DIBATTITO / Il rischio di una discussione all’indietro

Franco Ferrari

Nando Mainardi 

Sono tanti i nodi e i temi che un partito come il nostro sarebbe chiamato ad affrontare. Pensiamo alla fase politica inedita in cui ci troviamo. Cinque Stelle e Lega incassano i risultati del disagio sociale prodotto da decenni di politiche liberiste, da una ridefinizione dei rapporti di forza tra le classi talmente potente da ridisegnare il “percepito” sociale e l’immaginario culturale. Invece abbiamo l’impressione che il centro del dibattito, del detto e del non-detto, sia Potere al Popolo sì/Potere al Popolo no e poco più.

Ovviamente rispettiamo ogni posizione, ma ci sembra che questo dibattito sia un indizio della nostra stessa crisi, più che il contributo alla ricerca di una via d’uscita. Premettiamo che non eravamo e non siamo sostenitori acritici del percorso di Pap. Ci sembrano evidenti alcuni limiti e ristrettezze di visione del gruppo dirigente che ha fino ad ora diretto tale percorso. Ci pare però un grave errore rispondere “dichiarando guerra”, con il rischio per di più che la “guerra” faccia danno solo dentro il nostro partito.

Pensiamo che la linea politica del Prc di questi mesi sia stata e sia sostanzialmente giusta. Abbiamo fatto bene ad aderire a Pap ai tempi del fallimento del Brancaccio. Ricordiamo che l’unica, reale, alternativa sarebbe stata aderire a Liberi e Uguali, ovvero unirci in posizione subalterna a una sommatoria di gruppi dirigenti segnata dal moderatismo.

Certo: ci si può sempre presentare come Prc. Ma anche qua, abbiamo passato questi anni a dire che Rifondazione è necessaria, ma non autosufficiente. Non ci ritorniamo. Come pure abbiamo fatto bene, anche dopo le elezioni, a continuare a investire in Pap, che – pur tra le difficoltà – ha messo in movimento qualche migliaio di compagne e compagni singoli o legati a lotte e movimenti sociali, praticando insieme adesione e autonomia.

A confermare che già ora la nostra linea politica non è né subalternità né cessione di sovranità ad altri, c’è stato il passaggio delle amministrative, in cui il Prc ha animato proposte di liste di alternativa agli altri poli – coerentemente con la posizione che abbiamo maturato in questi anni – scegliendo, in base alle caratteristiche del contesto locale, la forma politica più adeguata.

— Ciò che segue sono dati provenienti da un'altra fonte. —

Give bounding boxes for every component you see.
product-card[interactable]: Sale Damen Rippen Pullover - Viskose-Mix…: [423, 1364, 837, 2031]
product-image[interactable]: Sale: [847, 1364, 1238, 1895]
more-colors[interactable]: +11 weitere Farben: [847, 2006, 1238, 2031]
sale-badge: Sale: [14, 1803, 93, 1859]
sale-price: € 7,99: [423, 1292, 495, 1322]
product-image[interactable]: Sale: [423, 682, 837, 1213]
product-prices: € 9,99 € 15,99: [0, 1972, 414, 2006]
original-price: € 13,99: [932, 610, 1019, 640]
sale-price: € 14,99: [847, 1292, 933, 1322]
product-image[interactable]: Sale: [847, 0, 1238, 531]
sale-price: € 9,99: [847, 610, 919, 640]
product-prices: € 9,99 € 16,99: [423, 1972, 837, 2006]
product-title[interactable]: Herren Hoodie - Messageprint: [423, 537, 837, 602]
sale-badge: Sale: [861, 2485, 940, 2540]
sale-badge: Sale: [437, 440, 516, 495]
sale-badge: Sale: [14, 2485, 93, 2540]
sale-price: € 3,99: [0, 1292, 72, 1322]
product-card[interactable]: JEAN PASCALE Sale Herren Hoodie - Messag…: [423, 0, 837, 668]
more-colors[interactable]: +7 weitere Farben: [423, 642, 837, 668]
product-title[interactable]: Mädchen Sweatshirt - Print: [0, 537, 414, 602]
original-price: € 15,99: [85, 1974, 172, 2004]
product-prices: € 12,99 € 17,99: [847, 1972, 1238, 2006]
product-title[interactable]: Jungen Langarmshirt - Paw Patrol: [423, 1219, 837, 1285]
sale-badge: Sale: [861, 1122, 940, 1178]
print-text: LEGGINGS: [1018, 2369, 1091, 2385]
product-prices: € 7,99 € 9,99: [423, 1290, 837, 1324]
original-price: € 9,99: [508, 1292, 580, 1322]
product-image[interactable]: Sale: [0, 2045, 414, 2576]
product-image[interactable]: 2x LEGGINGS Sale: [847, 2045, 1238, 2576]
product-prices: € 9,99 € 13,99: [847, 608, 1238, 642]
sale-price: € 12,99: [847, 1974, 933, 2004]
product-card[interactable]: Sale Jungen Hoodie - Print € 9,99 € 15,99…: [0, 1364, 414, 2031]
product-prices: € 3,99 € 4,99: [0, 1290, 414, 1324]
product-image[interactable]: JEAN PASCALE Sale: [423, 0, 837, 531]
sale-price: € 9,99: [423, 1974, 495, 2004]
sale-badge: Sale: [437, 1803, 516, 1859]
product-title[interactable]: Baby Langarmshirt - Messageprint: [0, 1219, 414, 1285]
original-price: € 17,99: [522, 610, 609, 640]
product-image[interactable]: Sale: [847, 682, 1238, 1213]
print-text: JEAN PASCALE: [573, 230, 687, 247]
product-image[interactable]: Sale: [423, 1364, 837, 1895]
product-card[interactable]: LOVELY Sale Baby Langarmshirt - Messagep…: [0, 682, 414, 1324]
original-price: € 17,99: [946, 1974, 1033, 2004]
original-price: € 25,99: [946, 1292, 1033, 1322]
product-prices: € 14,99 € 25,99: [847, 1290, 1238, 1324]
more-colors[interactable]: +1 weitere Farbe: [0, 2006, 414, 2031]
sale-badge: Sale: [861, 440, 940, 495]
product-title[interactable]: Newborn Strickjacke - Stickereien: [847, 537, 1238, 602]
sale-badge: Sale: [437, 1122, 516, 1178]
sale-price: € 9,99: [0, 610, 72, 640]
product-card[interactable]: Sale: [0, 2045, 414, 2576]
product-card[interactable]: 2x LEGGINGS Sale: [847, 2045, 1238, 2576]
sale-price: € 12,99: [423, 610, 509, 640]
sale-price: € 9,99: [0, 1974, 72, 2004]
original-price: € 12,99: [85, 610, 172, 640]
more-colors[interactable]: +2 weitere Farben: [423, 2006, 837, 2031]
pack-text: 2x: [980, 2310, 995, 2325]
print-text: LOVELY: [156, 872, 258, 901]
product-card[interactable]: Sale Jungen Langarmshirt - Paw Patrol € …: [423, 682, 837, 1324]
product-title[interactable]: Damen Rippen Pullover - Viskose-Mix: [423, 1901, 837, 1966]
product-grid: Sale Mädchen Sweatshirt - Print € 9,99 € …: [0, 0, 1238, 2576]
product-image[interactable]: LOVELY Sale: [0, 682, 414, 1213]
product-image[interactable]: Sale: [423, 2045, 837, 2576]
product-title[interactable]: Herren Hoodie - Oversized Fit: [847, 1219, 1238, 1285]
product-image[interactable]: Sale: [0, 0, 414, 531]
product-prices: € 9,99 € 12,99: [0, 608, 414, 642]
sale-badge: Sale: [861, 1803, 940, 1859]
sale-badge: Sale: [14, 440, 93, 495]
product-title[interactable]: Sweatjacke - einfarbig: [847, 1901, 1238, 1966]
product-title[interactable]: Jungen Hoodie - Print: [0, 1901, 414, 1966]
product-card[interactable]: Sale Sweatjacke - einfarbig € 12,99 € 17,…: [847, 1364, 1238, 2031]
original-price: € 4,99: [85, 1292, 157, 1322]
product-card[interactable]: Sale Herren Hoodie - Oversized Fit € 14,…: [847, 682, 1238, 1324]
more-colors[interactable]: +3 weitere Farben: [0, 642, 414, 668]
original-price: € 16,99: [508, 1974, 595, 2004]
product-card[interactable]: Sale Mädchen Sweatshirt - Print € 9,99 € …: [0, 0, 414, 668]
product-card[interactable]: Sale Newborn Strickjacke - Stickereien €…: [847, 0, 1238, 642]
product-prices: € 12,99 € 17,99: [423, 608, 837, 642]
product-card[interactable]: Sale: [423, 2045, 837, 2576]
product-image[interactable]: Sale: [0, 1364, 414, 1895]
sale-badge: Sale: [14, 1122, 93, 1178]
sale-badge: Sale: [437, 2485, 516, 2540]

L’esito delle elezioni politiche ci ha detto che non è Potere al Popolo, oggi perlomeno, il contenitore in grado di rappresentare tutto il campo della sinistra di alternativa e la domanda di sinistra esistente nel nostro Paese. Su questo non c’è bisogno di particolari approfondimenti: è un dato di realtà. Il punto, però, è che se il nostro compito è quello di lavorare per una prospettiva unitaria nel campo della sinistra di alternativa, allora vale la pena continuare a lavorare dentro Potere al Popolo, contrastandone gli atteggiamenti autoreferenziali quando necessario, per costruire insieme questa prospettiva più larga.

Non è con atti di rottura – come abbiamo ripetuto tante volte in questi anni – che si aiuta o si rafforza l’unità. Né certo questa azione di divisione aumenterebbe la popolarità del nostro partito, che già viene rappresentato – ingiustamente e non solo all’interno delle discussioni di Pap – come un fattore dividente. Non si risponde al settarismo di alcuni contrapponendovi il nostro settarismo.

Al contempo è evidente che se domani la gabbia moderata di Leu implodesse, o se emergessero effettivamente nuove iniziative o nuovi protagonismi, il nostro compito sarebbe quello di creare un nesso tra le diverse soggettività e tali iniziative, provando a unire e ad ampliare il campo. Pensiamo che non sia utile rompere pregiudizialmente con coloro con i quali abbiamo condiviso una battaglia politica difficile, per rincorrere quelli che, al momento, stanno da un’altra parte e che ripetutamente, nel passato, hanno chiesto a Rifondazione di sciogliersi in percorsi all’insegna del moderatismo. Insomma: non diciamo che non si sia sbagliato nulla. Ma i limiti di cui dovremmo discutere sono, a nostro parere, altri. Non il rapporto tra noi e Pap.